Die Deutschen haben tendenziell Verständnis für das aktuelle Handeln von Rußland und Präsident Wladimir Putin. Gleichzeitig sinkt das Vertrauen der Deutschen in die Nato, die EU und die USA.
1. Es gibt in Deutschland eine pazifistische Grundstimmung. 
„Nie wieder Krieg!“ war die Lehre der meisten Deutschen aus dem 2. Weltkrieg. Es gibt die Ansicht, daß sich Staaten, also der Westen und Russland, vertragen sollen. Deshalb möchten viele Deutschland auch in einer Vermittlerrolle sehen. Die jahrzehntelangen Ostermärsche in (West-)Deutschland wurden von breiter pazifistischer oder antimilitaristischer Motivation getragen. Die sozialistische DDR  verstand sich offiziell als „Friedensstaat“ und die Menschen im Ostteil Deutschlands wurden entsprechend beeinflußt. Es gab sogar spektakuläre Aktionen der Friedensbewegung in der DDR, die sich ebenfalls gegen eine Militarisierung in der DDR richtete. Die aktuelle deutsche Bürgerbewegung (neue Montagsdemos) setzt sich für den FRIEDEN ein!
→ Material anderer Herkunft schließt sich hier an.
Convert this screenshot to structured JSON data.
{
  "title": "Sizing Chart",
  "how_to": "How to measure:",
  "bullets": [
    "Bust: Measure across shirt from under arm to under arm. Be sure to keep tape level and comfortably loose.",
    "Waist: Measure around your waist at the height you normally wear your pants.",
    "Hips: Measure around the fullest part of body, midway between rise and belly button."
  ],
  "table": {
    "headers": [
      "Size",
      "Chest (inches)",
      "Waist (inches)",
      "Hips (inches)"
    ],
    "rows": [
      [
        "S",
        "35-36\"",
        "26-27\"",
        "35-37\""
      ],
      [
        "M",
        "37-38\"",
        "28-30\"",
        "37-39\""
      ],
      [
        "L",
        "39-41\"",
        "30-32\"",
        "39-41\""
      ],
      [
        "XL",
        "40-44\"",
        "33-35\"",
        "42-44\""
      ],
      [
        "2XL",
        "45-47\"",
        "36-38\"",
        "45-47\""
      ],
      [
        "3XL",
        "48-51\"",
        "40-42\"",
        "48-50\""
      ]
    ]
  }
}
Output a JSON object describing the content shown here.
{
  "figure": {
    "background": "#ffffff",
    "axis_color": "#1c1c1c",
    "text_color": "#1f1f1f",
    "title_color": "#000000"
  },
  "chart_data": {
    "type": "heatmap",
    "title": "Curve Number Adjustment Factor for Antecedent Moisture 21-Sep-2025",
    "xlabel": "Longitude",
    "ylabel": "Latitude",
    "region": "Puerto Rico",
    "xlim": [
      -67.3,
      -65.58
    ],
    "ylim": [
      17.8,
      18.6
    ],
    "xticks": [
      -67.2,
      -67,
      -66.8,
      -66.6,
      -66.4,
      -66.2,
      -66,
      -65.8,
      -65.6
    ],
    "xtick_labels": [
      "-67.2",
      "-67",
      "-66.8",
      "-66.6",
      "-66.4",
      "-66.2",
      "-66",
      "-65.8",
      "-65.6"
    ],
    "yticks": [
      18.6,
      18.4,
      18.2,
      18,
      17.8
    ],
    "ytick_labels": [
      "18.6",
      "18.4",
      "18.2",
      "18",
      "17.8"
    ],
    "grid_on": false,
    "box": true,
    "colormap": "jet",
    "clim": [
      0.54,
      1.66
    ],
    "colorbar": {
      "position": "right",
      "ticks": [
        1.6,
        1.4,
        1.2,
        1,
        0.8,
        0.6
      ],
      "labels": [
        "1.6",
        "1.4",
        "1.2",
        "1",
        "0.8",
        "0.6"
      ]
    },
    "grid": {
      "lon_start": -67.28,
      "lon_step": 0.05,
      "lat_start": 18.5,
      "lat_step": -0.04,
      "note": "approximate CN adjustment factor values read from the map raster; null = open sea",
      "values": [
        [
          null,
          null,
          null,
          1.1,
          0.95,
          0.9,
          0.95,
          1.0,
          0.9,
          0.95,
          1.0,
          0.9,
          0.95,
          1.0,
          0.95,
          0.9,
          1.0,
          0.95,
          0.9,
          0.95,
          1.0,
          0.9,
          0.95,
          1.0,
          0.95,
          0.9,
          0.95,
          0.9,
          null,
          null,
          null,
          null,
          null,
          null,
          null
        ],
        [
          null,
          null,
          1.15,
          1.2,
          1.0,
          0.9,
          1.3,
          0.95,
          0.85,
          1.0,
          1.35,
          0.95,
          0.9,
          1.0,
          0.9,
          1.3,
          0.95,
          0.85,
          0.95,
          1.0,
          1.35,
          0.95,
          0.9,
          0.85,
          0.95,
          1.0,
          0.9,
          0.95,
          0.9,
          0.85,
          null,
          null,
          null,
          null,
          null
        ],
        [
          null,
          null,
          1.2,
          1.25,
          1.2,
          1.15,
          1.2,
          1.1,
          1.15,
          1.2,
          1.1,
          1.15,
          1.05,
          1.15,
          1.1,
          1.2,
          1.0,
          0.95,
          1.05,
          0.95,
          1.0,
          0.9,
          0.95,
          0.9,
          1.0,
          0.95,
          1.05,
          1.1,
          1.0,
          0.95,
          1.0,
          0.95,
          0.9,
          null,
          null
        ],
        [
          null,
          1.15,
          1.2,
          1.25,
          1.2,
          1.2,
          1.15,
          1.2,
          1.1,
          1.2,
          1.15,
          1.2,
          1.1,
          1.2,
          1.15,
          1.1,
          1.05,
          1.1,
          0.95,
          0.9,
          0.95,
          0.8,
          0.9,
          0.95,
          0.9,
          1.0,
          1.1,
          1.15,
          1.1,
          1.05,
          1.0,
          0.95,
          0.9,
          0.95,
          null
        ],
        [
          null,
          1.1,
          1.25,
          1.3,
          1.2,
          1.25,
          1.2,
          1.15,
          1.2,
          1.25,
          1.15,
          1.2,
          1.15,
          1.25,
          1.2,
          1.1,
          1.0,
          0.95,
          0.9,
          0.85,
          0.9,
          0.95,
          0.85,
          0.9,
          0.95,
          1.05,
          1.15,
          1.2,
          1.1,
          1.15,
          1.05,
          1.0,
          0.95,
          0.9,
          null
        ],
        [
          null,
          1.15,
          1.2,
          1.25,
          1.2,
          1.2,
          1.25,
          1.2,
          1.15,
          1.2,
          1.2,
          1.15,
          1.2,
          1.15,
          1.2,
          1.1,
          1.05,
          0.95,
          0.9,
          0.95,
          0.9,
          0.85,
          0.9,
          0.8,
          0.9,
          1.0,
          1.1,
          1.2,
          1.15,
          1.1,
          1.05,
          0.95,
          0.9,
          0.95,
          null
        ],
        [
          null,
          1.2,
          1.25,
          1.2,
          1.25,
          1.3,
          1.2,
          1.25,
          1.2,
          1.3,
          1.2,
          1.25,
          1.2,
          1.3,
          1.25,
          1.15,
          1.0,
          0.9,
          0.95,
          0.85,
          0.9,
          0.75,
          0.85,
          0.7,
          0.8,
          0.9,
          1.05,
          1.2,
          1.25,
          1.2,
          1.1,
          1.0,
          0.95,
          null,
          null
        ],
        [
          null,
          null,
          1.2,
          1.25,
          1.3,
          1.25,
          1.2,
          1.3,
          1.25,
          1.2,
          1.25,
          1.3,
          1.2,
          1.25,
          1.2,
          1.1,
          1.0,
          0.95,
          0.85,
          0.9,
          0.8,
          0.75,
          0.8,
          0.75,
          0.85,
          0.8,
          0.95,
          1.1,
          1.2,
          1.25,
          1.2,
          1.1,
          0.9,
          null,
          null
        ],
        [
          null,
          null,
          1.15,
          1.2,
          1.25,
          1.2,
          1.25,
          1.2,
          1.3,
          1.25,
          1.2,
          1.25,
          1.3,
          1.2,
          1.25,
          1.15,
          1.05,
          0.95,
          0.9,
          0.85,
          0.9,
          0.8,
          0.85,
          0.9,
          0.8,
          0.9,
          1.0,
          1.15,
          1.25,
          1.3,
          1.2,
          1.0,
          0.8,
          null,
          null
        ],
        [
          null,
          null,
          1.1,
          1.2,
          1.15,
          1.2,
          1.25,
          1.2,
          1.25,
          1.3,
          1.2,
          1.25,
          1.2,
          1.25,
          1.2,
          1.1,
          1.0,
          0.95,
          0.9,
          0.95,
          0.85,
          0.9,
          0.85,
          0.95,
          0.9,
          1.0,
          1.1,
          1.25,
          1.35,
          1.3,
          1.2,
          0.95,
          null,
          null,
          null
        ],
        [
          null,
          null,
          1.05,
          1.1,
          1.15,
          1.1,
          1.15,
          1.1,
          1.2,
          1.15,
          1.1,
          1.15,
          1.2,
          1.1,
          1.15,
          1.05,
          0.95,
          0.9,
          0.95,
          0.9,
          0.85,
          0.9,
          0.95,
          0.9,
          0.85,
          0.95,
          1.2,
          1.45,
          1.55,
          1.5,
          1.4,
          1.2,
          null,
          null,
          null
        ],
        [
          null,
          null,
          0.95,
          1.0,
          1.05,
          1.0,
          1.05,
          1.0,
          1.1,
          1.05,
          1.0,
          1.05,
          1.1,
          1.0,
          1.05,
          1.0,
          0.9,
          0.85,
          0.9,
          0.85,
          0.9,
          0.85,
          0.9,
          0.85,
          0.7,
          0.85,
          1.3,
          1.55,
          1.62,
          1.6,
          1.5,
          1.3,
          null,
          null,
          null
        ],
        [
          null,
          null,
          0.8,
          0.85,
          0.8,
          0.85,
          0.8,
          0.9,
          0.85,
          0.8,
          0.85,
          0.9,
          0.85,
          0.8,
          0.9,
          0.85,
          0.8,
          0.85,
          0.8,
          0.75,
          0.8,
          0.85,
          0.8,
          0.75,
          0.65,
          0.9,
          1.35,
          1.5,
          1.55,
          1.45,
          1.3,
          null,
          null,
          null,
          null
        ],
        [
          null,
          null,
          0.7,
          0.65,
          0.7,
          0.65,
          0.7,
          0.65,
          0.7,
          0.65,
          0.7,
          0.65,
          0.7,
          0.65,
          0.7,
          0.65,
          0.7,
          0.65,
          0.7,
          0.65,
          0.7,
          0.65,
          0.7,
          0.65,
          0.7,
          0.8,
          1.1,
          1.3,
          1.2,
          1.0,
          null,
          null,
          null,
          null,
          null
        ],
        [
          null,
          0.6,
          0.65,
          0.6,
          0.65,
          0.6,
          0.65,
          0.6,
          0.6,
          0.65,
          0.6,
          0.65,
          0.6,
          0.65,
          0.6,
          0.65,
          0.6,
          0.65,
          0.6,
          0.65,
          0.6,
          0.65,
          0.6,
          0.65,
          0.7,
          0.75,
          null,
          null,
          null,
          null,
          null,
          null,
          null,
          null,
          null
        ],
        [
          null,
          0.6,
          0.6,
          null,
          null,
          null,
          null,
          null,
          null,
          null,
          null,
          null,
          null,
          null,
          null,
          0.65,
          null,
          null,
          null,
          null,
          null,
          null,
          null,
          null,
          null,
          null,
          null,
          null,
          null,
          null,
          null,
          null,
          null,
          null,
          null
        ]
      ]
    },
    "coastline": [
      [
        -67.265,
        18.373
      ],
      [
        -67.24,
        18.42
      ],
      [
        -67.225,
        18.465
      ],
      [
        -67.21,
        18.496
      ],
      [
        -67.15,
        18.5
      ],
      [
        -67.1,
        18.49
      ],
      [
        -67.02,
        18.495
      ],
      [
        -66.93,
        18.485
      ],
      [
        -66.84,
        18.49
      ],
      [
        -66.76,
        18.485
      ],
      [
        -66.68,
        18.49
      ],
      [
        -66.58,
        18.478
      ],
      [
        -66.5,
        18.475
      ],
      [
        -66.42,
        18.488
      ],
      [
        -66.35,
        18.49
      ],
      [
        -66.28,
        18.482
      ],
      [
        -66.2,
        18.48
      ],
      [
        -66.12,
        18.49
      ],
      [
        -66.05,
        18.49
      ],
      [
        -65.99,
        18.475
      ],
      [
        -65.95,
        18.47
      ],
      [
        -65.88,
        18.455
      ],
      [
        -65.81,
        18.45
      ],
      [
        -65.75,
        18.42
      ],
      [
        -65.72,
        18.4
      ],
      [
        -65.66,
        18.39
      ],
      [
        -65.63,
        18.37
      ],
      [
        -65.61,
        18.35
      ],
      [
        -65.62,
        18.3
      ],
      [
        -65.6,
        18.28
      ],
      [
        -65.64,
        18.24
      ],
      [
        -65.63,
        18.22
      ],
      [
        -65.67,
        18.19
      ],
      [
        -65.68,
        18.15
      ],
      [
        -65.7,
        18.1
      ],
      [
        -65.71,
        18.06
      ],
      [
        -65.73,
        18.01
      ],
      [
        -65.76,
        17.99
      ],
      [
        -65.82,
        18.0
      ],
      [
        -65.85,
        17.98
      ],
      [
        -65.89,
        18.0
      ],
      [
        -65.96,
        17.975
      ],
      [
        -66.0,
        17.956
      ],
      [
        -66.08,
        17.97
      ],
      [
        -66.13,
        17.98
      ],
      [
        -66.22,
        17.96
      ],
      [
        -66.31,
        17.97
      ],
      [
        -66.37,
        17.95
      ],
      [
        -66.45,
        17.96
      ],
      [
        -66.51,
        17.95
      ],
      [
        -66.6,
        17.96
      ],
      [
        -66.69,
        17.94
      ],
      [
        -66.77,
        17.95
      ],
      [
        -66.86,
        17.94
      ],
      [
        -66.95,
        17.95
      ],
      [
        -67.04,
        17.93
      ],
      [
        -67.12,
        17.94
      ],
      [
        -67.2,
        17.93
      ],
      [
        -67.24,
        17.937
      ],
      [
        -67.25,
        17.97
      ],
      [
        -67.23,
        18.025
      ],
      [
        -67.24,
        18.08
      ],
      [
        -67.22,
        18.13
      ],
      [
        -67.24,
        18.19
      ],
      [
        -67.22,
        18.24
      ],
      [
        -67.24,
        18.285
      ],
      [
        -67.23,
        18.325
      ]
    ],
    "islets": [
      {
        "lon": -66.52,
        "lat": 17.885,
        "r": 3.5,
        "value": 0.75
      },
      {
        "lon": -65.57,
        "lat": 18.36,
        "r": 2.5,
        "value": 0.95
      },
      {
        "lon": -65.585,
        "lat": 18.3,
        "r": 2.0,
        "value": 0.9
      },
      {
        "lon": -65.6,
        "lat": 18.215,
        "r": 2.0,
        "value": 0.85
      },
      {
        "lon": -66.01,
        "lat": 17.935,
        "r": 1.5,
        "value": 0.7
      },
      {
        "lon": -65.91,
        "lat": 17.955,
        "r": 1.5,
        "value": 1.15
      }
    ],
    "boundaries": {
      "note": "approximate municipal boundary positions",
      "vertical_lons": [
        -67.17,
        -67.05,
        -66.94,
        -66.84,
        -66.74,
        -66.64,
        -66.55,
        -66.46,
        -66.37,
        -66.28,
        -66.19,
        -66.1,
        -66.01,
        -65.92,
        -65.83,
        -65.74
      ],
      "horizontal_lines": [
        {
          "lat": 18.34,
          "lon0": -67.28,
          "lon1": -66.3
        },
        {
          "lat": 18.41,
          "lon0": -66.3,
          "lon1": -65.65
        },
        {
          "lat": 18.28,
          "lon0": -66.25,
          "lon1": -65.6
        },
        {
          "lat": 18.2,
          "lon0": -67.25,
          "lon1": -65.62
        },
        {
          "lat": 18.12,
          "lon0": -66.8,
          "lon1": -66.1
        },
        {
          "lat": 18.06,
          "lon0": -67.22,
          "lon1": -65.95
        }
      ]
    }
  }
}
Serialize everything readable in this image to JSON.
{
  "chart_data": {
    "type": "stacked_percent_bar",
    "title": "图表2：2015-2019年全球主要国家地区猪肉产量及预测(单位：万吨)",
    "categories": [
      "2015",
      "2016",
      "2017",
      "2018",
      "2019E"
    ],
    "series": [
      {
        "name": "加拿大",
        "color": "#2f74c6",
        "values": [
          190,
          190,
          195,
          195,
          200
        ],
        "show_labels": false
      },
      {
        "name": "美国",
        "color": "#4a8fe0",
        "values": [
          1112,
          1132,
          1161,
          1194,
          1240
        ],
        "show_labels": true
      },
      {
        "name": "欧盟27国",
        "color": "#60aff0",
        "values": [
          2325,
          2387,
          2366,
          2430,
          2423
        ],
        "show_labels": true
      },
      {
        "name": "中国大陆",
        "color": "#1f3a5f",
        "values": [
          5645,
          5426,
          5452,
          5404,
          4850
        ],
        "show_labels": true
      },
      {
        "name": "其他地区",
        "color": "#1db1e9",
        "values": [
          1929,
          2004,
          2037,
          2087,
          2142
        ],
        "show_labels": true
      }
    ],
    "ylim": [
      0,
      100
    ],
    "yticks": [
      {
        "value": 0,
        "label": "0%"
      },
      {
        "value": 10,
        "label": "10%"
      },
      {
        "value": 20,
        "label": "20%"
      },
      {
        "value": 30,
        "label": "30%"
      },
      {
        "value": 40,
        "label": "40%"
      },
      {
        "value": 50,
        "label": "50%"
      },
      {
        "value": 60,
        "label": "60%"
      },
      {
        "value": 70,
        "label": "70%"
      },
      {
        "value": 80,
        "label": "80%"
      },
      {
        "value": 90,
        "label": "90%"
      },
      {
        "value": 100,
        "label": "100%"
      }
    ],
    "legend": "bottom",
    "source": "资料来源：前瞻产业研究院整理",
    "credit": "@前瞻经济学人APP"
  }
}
2. Es gibt unter den Deutschen eine kritische Haltung gegenüber der NATO. 
In den 1980er Jahren demonstrierten Hunderttausende allein in West-Deutschland gegen den NATO-Doppelbeschluss zur atomaren Aufrüstung Deutschlands. Der Jugoslawien-Krieg, der 2. Irak-Krieg, der Afghanistan-Einsatz haben das Image der Nato in Deutschland weiter geschädigt. Und warum Deutschland am Hindukusch in Afghanistan verteidigt werden solle, akzeptiert kaum einer. Die Nato wird immer mehr als Weltpolizist erlebt, obwohl sie als „Verteidigungsbündnis“ gemeint war.
3. Es gibt eine kritische Haltung der Deutschen gegenüber den USA.
Immer mehr Menschen wollen nicht weiter dem imperialen Streben (z.B. Militärbasen weltweit und in Deutschland), den alle Welt kontrollierenden Handlungen (z.B. NSA), den andauernden widerrechtliche Aktionen (z.B. Gefangenenlager nicht nur auf Cuba), den konsequenzen-reichen Lügen (z.B. 11.9.2001, Irak-Kriegsgrund) der USA folgen.
4. Es gibt eine kritische Haltung gegenüber der EU bei den Deutschen.  
Der Anteil in der gesamten EU-Bevölkerung, die ein negatives Bild von der EU haben steigt über 1/3 – laut offizieller Untersuchungen. Auch die Deutschen werden nicht über die EU gefragt, sogenannte „Europawahlen“ interessieren höchstens die Hälfte der Bevölkerung. Über 70 % der Deutschen wollten den Euro nicht, sie wollen auch keine Europa-Zentralregierung, den Unsummen von Steuergeldern verschlingenden EU-Monsterapparat, die teils dummen Bevormundungen (z.B. EU-Regelungen über Gurken-Form und Apfelgröße) uvm.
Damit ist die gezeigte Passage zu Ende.